A recipient of the 1991 Nobel Prize in Literature, Gordimer’s novels have graced the curriculum of African studies departments across the country, prompting readers to think deeper on racial issues and the influence of apartheid in South Africa. The vocal content of her novels, often political, resulted in three of her books being banned during the apartheid era.
The author was born in early 1920s Johannesburg to a Latvian father and an English mother; the pair helped shape Gordimer’s political imagination. For Gordimer, the purpose of writing was to, “explain the mystery of life and the mystery,” which included, “the personal, the political, the forces that make us what we are while there’s another force from inside battling to make us something else.”
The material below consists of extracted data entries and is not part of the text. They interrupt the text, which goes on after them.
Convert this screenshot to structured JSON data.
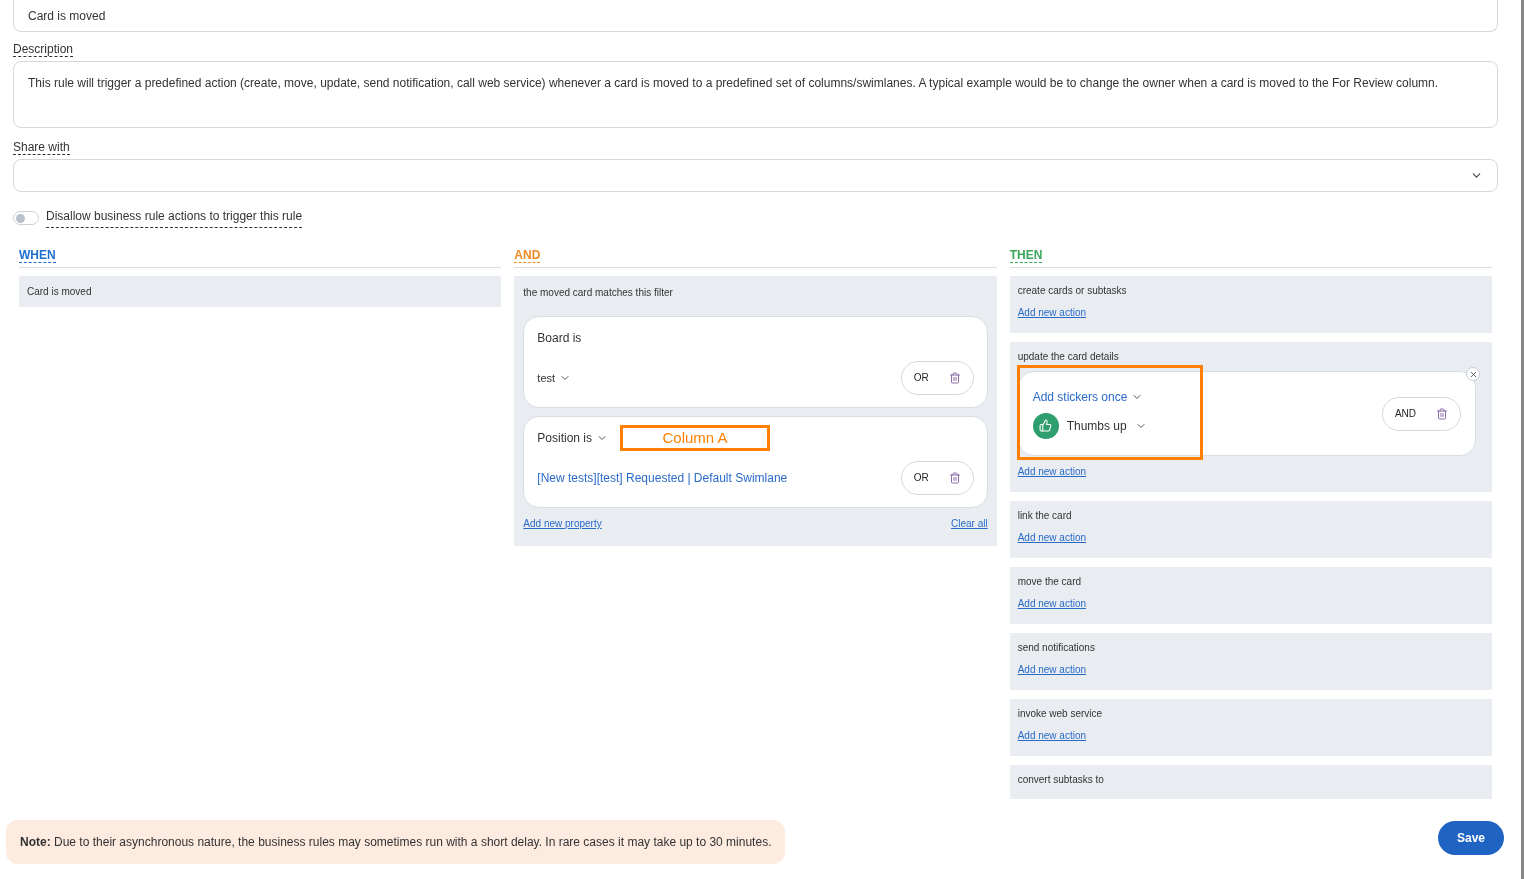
{
  "name_field": {
    "value": "Card is moved"
  },
  "description": {
    "label": "Description",
    "value": "This rule will trigger a predefined action (create, move, update, send notification, call web service) whenever a card is moved to a predefined set of columns/swimlanes. A typical example would be to change the owner when a card is moved to the For Review column."
  },
  "share_with": {
    "label": "Share with"
  },
  "toggle": {
    "label": "Disallow business rule actions to trigger this rule",
    "on": false
  },
  "when": {
    "heading": "WHEN",
    "items": [
      {
        "title": "Card is moved"
      }
    ]
  },
  "and": {
    "heading": "AND",
    "title": "the moved card matches this filter",
    "conditions": [
      {
        "kind": "board",
        "label": "Board is",
        "value": "test",
        "button": "OR"
      },
      {
        "kind": "position",
        "label": "Position is",
        "annotation": "Column A",
        "value": "[New tests][test] Requested | Default Swimlane",
        "button": "OR"
      }
    ],
    "add_link": "Add new property",
    "clear_link": "Clear all"
  },
  "then": {
    "heading": "THEN",
    "groups": [
      {
        "title": "create cards or subtasks",
        "link": "Add new action"
      },
      {
        "title": "update the card details",
        "actions": [
          {
            "type": "Add stickers once",
            "sticker": "Thumbs up",
            "button": "AND",
            "highlighted": true
          }
        ],
        "link": "Add new action"
      },
      {
        "title": "link the card",
        "link": "Add new action"
      },
      {
        "title": "move the card",
        "link": "Add new action"
      },
      {
        "title": "send notifications",
        "link": "Add new action"
      },
      {
        "title": "invoke web service",
        "link": "Add new action"
      },
      {
        "title": "convert subtasks to"
      }
    ]
  },
  "note": "**Note:** Due to their asynchronous nature, the business rules may sometimes run with a short delay. In rare cases it may take up to 30 minutes.",
  "save_button": "Save"
}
In an interview for the Nobel Prize, Gordimer narrated one of the experiences that stimulated her awakenings about race, where her parents’ home was raided by policemen in order to search for beer in the black housemaid’s room. Her parents offered no resistance to the servant’s humiliation; this incident inspired one of her first stories.
Gordimer’s activism extended beyond her novels to include testifying at the 1986 Delmas trial on behalf of 22 ANC members who had been accused of treason. The activist's reputation so preceded her that Nelson Mandela requested to meet her, upon his release from prison in 1990.
She spread her influence by lecturing at universities, including Princeton and Harvard.
Her family says she passed peacefully in her sleep.